Journal article

Clinical responses observed with imatinib or sorafenib in melanoma patients expressing mutations in KIT

D Handolias, AL Hamilton, R Salemi, A Tan, K Moodie, L Kerr, A Dobrovic, GA McArthur



BACKGROUND: Mutations in KIT are more frequent in specific melanoma subtypes, and response to KIT inhibition is likely to depend on the identified mutation.
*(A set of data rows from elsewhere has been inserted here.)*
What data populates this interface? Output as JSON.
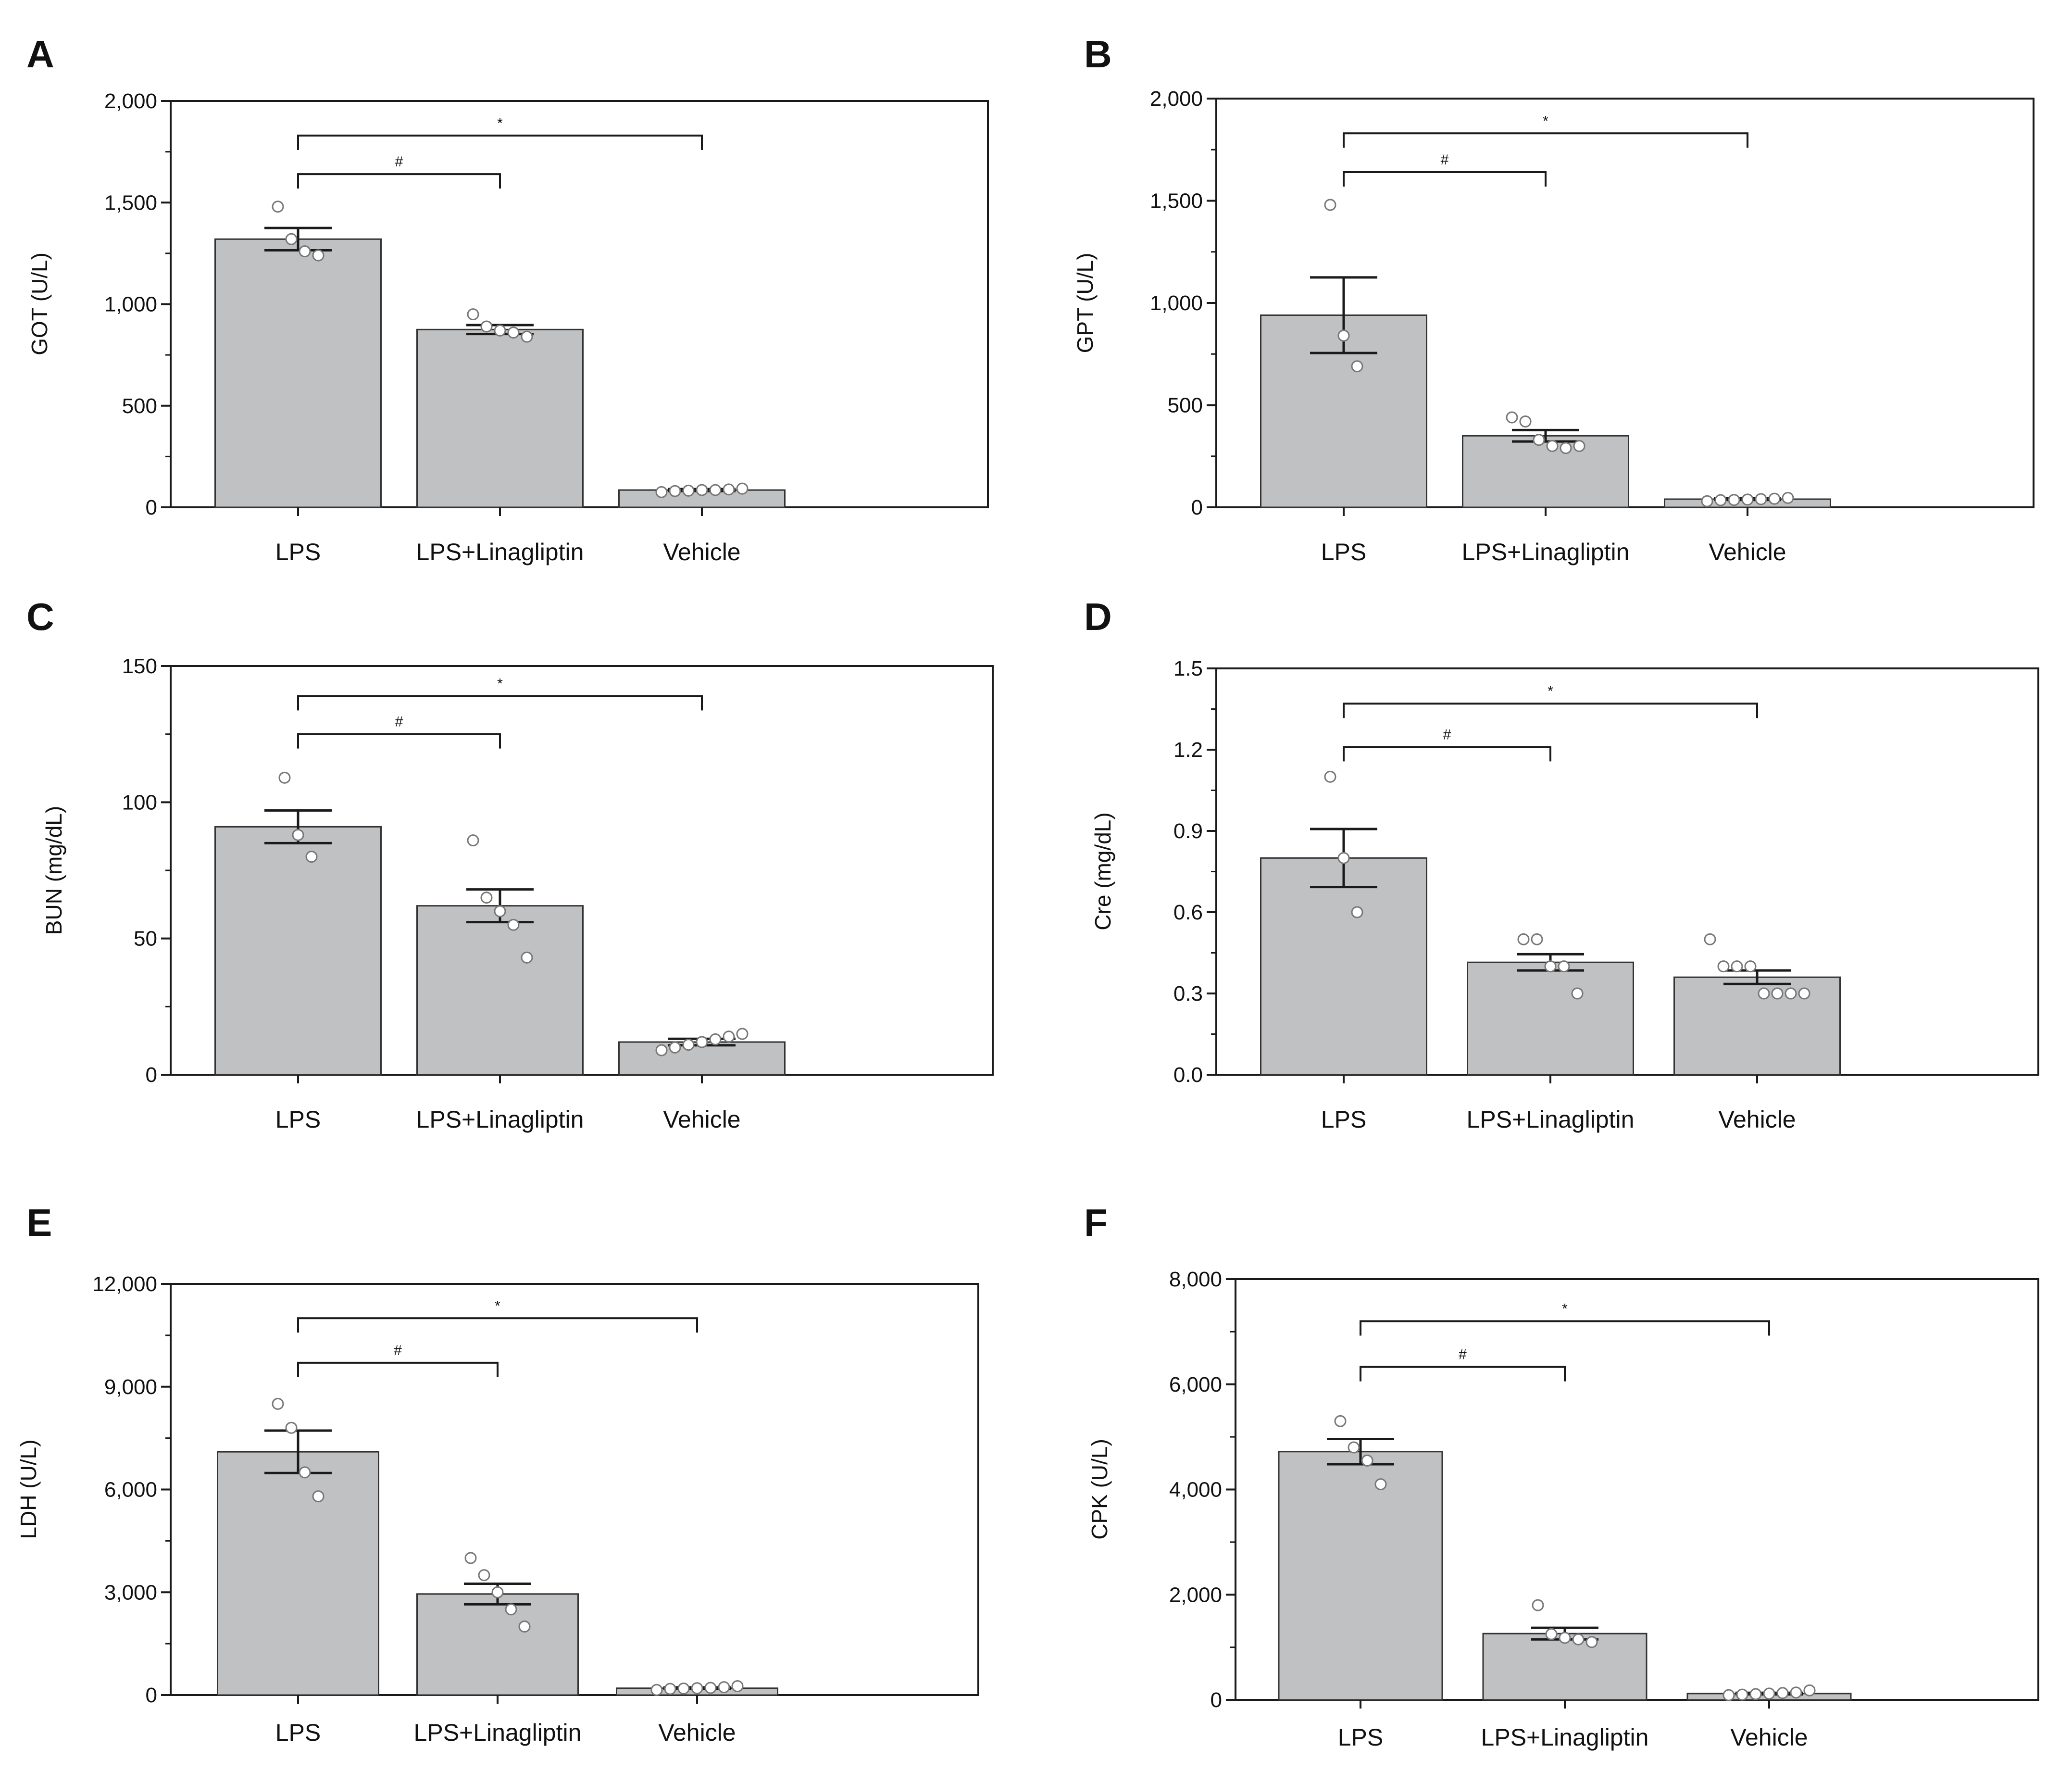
{
  "figure": {
    "colors": {
      "bar": "#bfc1c3",
      "stroke": "#1a1a1a",
      "point_fill": "#ffffff",
      "point_stroke": "#777777"
    }
  },
  "chart_data": [
    {
      "panel": "A",
      "type": "bar",
      "ylabel": "GOT (U/L)",
      "categories": [
        "LPS",
        "LPS+Linagliptin",
        "Vehicle"
      ],
      "values": [
        1320,
        875,
        85
      ],
      "errors": [
        55,
        22,
        5
      ],
      "ylim": [
        0,
        2000
      ],
      "major_ticks": [
        0,
        500,
        1000,
        1500,
        2000
      ],
      "tick_labels": [
        "0",
        "500",
        "1,000",
        "1,500",
        "2,000"
      ],
      "minor_ticks": true,
      "points": [
        [
          1480,
          1320,
          1260,
          1240
        ],
        [
          950,
          890,
          870,
          860,
          840
        ],
        [
          75,
          80,
          82,
          85,
          85,
          88,
          92
        ]
      ],
      "significance": [
        {
          "from": 0,
          "to": 1,
          "symbol": "#",
          "y": 1640
        },
        {
          "from": 0,
          "to": 2,
          "symbol": "*",
          "y": 1830
        }
      ]
    },
    {
      "panel": "B",
      "type": "bar",
      "ylabel": "GPT (U/L)",
      "categories": [
        "LPS",
        "LPS+Linagliptin",
        "Vehicle"
      ],
      "values": [
        940,
        350,
        40
      ],
      "errors": [
        185,
        28,
        4
      ],
      "ylim": [
        0,
        2000
      ],
      "major_ticks": [
        0,
        500,
        1000,
        1500,
        2000
      ],
      "tick_labels": [
        "0",
        "500",
        "1,000",
        "1,500",
        "2,000"
      ],
      "minor_ticks": true,
      "points": [
        [
          1480,
          840,
          690
        ],
        [
          440,
          420,
          330,
          300,
          290,
          300
        ],
        [
          30,
          35,
          36,
          38,
          40,
          42,
          46
        ]
      ],
      "significance": [
        {
          "from": 0,
          "to": 1,
          "symbol": "#",
          "y": 1640
        },
        {
          "from": 0,
          "to": 2,
          "symbol": "*",
          "y": 1830
        }
      ]
    },
    {
      "panel": "C",
      "type": "bar",
      "ylabel": "BUN (mg/dL)",
      "categories": [
        "LPS",
        "LPS+Linagliptin",
        "Vehicle"
      ],
      "values": [
        91,
        62,
        12
      ],
      "errors": [
        6,
        6,
        1.2
      ],
      "ylim": [
        0,
        150
      ],
      "major_ticks": [
        0,
        50,
        100,
        150
      ],
      "tick_labels": [
        "0",
        "50",
        "100",
        "150"
      ],
      "minor_ticks": true,
      "points": [
        [
          109,
          88,
          80
        ],
        [
          86,
          65,
          60,
          55,
          43
        ],
        [
          9,
          10,
          11,
          12,
          13,
          14,
          15
        ]
      ],
      "significance": [
        {
          "from": 0,
          "to": 1,
          "symbol": "#",
          "y": 125
        },
        {
          "from": 0,
          "to": 2,
          "symbol": "*",
          "y": 139
        }
      ]
    },
    {
      "panel": "D",
      "type": "bar",
      "ylabel": "Cre (mg/dL)",
      "categories": [
        "LPS",
        "LPS+Linagliptin",
        "Vehicle"
      ],
      "values": [
        0.8,
        0.415,
        0.36
      ],
      "errors": [
        0.107,
        0.03,
        0.025
      ],
      "ylim": [
        0,
        1.5
      ],
      "major_ticks": [
        0,
        0.3,
        0.6,
        0.9,
        1.2,
        1.5
      ],
      "tick_labels": [
        "0.0",
        "0.3",
        "0.6",
        "0.9",
        "1.2",
        "1.5"
      ],
      "minor_ticks": true,
      "points": [
        [
          1.1,
          0.8,
          0.6
        ],
        [
          0.5,
          0.5,
          0.4,
          0.4,
          0.3
        ],
        [
          0.5,
          0.4,
          0.4,
          0.4,
          0.3,
          0.3,
          0.3,
          0.3
        ]
      ],
      "significance": [
        {
          "from": 0,
          "to": 1,
          "symbol": "#",
          "y": 1.21
        },
        {
          "from": 0,
          "to": 2,
          "symbol": "*",
          "y": 1.37
        }
      ]
    },
    {
      "panel": "E",
      "type": "bar",
      "ylabel": "LDH (U/L)",
      "categories": [
        "LPS",
        "LPS+Linagliptin",
        "Vehicle"
      ],
      "values": [
        7100,
        2950,
        200
      ],
      "errors": [
        620,
        300,
        25
      ],
      "ylim": [
        0,
        12000
      ],
      "major_ticks": [
        0,
        3000,
        6000,
        9000,
        12000
      ],
      "tick_labels": [
        "0",
        "3,000",
        "6,000",
        "9,000",
        "12,000"
      ],
      "minor_ticks": true,
      "points": [
        [
          8500,
          7800,
          6500,
          5800
        ],
        [
          4000,
          3500,
          3000,
          2500,
          2000
        ],
        [
          150,
          180,
          190,
          200,
          210,
          230,
          260
        ]
      ],
      "significance": [
        {
          "from": 0,
          "to": 1,
          "symbol": "#",
          "y": 9700
        },
        {
          "from": 0,
          "to": 2,
          "symbol": "*",
          "y": 11000
        }
      ]
    },
    {
      "panel": "F",
      "type": "bar",
      "ylabel": "CPK (U/L)",
      "categories": [
        "LPS",
        "LPS+Linagliptin",
        "Vehicle"
      ],
      "values": [
        4720,
        1260,
        120
      ],
      "errors": [
        240,
        110,
        15
      ],
      "ylim": [
        0,
        8000
      ],
      "major_ticks": [
        0,
        2000,
        4000,
        6000,
        8000
      ],
      "tick_labels": [
        "0",
        "2,000",
        "4,000",
        "6,000",
        "8,000"
      ],
      "minor_ticks": true,
      "points": [
        [
          5300,
          4800,
          4550,
          4100
        ],
        [
          1800,
          1250,
          1180,
          1150,
          1100
        ],
        [
          90,
          100,
          110,
          120,
          130,
          140,
          180
        ]
      ],
      "significance": [
        {
          "from": 0,
          "to": 1,
          "symbol": "#",
          "y": 6330
        },
        {
          "from": 0,
          "to": 2,
          "symbol": "*",
          "y": 7200
        }
      ]
    }
  ]
}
METHODS: A total of 32 patients with metastatic acral or mucosal melanoma were screened for mutations in KIT exons 11, 13 and 17. RESULTS: KIT mutations were found in 38% of mucosal and in 6% of acral melanomas. Three patients were treated with imatinib and one with sorafenib. All four patients responded to treatment, but three have since progressed within the brain. CONCLUSION: The observed clinical responses support further investigation of KIT inhibitors in metastatic melanoma, selected according to KIT mutation status.


Funding Acknowledgements

We thank Novartis for their financial support, Victoria Beshay for mutation screening, Boris Bastian, Glenn Lynch and Petranel Ferrao for discussion and Jill Magee, Chris Angel and Graham Mason for their pathology input. Thanks to Kathryn Kinross for assistance with images. This work was supported by grants from the NHMRC and a Sir Edward Dunlop Clinical Research Fellowship from the Cancer Council of Victoria (GA McArthur) and an Australian Postgraduate Award from the University of Melbourne (D Handolias).